Distribution beats model quality
Model quality converges fast. Distribution does not. A platform sitting inside Fortune 500 procurement, security review, and integration stacks can ship a mediocre agent and still win the contract.
That is the PLTR, NOW, and CRM advantage. They sell into installed bases that took a decade to build.
Pricing power shows up in net revenue retention
Net revenue retention above 120% signals customers expanding spend without churn. PLTR US commercial is running well above that threshold today.

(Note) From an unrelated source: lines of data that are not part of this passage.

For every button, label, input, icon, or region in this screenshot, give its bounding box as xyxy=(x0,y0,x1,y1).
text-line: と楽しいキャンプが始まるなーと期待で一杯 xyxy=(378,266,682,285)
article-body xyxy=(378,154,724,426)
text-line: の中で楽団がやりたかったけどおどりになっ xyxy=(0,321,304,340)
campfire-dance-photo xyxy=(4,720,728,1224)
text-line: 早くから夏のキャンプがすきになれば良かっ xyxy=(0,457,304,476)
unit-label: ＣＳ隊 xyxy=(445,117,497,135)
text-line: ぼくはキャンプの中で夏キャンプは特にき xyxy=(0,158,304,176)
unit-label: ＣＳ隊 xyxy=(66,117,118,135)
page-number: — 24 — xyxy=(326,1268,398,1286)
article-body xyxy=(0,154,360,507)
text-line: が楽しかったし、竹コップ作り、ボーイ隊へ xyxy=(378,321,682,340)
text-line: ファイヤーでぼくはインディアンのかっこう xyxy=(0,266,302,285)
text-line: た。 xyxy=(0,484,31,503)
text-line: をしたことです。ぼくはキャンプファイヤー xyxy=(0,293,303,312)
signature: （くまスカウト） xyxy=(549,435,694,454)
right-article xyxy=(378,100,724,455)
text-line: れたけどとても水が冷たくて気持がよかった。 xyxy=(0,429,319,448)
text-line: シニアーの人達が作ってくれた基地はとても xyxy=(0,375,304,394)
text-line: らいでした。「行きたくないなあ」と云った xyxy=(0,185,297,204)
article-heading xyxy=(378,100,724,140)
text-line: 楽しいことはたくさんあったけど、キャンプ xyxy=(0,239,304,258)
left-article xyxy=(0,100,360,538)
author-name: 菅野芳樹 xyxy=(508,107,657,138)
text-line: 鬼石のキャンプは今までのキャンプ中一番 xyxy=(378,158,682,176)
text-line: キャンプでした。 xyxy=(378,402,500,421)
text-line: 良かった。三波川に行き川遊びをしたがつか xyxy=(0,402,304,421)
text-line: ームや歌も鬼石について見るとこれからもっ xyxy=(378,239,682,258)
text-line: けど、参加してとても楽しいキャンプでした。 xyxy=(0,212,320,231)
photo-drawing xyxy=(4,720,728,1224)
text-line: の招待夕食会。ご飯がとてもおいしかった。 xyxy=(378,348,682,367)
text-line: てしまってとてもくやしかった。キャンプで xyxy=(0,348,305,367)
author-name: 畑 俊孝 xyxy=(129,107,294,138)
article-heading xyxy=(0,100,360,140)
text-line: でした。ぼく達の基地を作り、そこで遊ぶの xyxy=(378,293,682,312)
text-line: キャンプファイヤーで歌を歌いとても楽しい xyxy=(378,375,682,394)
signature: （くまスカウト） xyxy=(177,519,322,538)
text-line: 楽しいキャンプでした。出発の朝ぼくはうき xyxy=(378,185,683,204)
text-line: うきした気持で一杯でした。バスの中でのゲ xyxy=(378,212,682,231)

If a software name is selling AI without lifting NRR, the moat is thinner than the multiple implies. That is the screen.
Balanced AI Sleeve Construction For A Long-Term Portfolio
A long-term AI sleeve should own both layers and rebalance as signals shift. Single-layer concentration is the avoidable risk.
One workable structure is 50% hardware (NVDA, AVGO, AMD), 35% software (PLTR, NOW, CRM), and 15% cash for tactical adds on drawdowns.
Rebalance quarterly. Trim hardware on capex deceleration, add software on rising revenue-per-token. The structure forces discipline when narratives swing.
Conclusion
The AI software vs hardware rotation is not a binary call. It is a gradual rebalancing as monetization signals catch up to the buildout.
Hardware will remain a core holding because compute demand is not slowing. Software is the layer that monetizes the compute already installed, and that is where the next leg of returns likely lives.
You can build a balanced AI sleeve on Gotrade with fractional shares from US$1.
Start by sizing a small position in PLTR alongside your existing chip exposure, then rebalance as the rotation plays out.
FAQ
Is the AI hardware trade over?
No. Hardware demand stays strong while hyperscaler capex grows, but the marginal dollar of return is shifting toward software monetization layers.
Why is Palantir the lead software name in this rotation?
PLTR posted 85% revenue growth in Q1 2026 with US commercial up 104%, the cleanest evidence that enterprise AI is monetizing through entrenched distribution.
How do I track the rotation in real time?
Watch revenue per token in hyperscaler disclosures, agent adoption rates at PLTR, NOW, and CRM, and net revenue retention above 120% for software names.
What allocation makes sense for a long-term AI sleeve?
A practical starting mix is 50% hardware, 35% software, and 15% cash for tactical rebalancing, sized at 5% to 15% of your equity portfolio.